Tell us about yourself.
My name is Trinitee Tatum, and I am a senior undergraduate student at the University of Maryland, College Park, double majoring in Art History and American Studies. My research interests center on contemporary Black art and religious visual culture. I previously interned at the David C. Driskell Center and also work as a docent at a gallery on campus. When I’m not working, studying, or organizing events on campus, I enjoy watching movies with my friends and going down Wikipedia rabbit holes. (Did you know there was a basketball team in Washington, DC, in the 1920s called the Washington Palace Five, nicknamed the Laundrymen because they were sponsored by a chain of laundries?)
What brought you to museum work/the Phillips/the arts.
For as long as I can remember, I have loved making art. As a kid, I would watch my sister draw and try to copy her. I studied graphic design for several years before realizing that I enjoyed talking about art more than making it. Even so, artmaking has always been closely connected, for me, to museums and galleries—one of my first jobs in high school was as a graphic designer at the Prince George’s African American Museum and Cultural Center. Growing up in Maryland, I spent a great deal of time visiting museums in Baltimore and Washington, DC, but as a young Black girl, I often struggled to find myself reflected in these spaces and in the work on display. As I have gotten older, I know understand that the power is within me to be the change I wanted to see in the arts. This is the motivation that got me into doing the work I do now at the Phillips.

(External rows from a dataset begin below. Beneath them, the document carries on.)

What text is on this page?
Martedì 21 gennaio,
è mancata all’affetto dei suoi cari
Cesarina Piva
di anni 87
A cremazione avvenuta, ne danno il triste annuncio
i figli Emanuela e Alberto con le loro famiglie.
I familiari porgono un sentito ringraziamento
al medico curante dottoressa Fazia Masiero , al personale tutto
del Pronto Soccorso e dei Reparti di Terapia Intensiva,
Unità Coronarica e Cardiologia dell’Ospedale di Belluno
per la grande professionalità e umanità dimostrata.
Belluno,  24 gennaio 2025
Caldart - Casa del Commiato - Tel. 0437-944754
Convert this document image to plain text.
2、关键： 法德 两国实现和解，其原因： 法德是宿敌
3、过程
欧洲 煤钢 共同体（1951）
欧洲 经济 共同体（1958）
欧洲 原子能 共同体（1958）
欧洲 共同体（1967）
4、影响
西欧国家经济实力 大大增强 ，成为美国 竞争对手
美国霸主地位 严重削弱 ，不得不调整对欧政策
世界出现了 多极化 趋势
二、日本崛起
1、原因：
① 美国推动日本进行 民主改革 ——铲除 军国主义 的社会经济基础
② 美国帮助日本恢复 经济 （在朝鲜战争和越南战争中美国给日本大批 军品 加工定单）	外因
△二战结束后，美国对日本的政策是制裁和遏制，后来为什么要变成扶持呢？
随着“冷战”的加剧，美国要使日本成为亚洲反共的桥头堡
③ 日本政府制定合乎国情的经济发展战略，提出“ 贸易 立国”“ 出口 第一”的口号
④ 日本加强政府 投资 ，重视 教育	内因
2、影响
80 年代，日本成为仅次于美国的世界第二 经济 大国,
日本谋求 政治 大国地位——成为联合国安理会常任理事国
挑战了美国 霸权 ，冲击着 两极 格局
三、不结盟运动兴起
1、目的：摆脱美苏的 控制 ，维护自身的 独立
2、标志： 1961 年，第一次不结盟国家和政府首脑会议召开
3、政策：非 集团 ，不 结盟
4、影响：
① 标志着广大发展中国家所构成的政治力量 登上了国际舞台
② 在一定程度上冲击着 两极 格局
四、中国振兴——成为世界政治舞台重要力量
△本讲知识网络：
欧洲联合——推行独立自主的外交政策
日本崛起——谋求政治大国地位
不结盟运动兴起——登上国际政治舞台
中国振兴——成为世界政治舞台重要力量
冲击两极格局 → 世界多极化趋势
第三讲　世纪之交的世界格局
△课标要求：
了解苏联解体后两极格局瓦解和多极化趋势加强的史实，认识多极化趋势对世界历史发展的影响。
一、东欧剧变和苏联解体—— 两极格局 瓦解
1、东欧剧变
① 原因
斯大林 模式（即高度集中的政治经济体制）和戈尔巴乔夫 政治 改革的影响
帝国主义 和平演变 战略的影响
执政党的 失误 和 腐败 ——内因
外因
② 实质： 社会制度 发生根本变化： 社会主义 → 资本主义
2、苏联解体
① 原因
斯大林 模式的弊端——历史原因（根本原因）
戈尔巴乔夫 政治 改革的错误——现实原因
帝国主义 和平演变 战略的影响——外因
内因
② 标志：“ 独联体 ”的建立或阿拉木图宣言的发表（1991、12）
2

What have you been working on / what will you be working on?
One of the main things I have been working on is the Institutional History Project (IHP), a project launched in 2021 to critically examine The Phillips Collection’s history and identity. Building on the work of my predecessors Sophie Bennett and Elizabeth Chung, I have been researching the demographics of the artists in our permanent collection beginning in the year 2000. I investigate these artists’ race, ethnicity, gender, disability status, sexual orientation, and nationality, drawing primarily from secondary sources. I synthesize and present this information to both internal and public audiences, including sharing my findings with the Board of Trustees. This work is essential in identifying blind spots and gaps in collecting practices as we strive to make everyone feel seen and represented in The Phillips Collection.
In December, I also had the privilege of co-presenting on art and bias with Dr. Yuma Tomes as part of the Phillips’s Diversity Intergroup Dialogue Series (DIDS). This presentation used art as a framework for examining how our judgments and perceptions shape the ways we see ourselves and others. My favorite part was leading visual analysis exercises using works from the Out of Many: Reframing an American Art Collection exhibition, encouraging participants to reflect on and challenge their own preconceived notions. This opportunity allowed me to see the tangible impact of my research and participate in meaningful change from within the institution.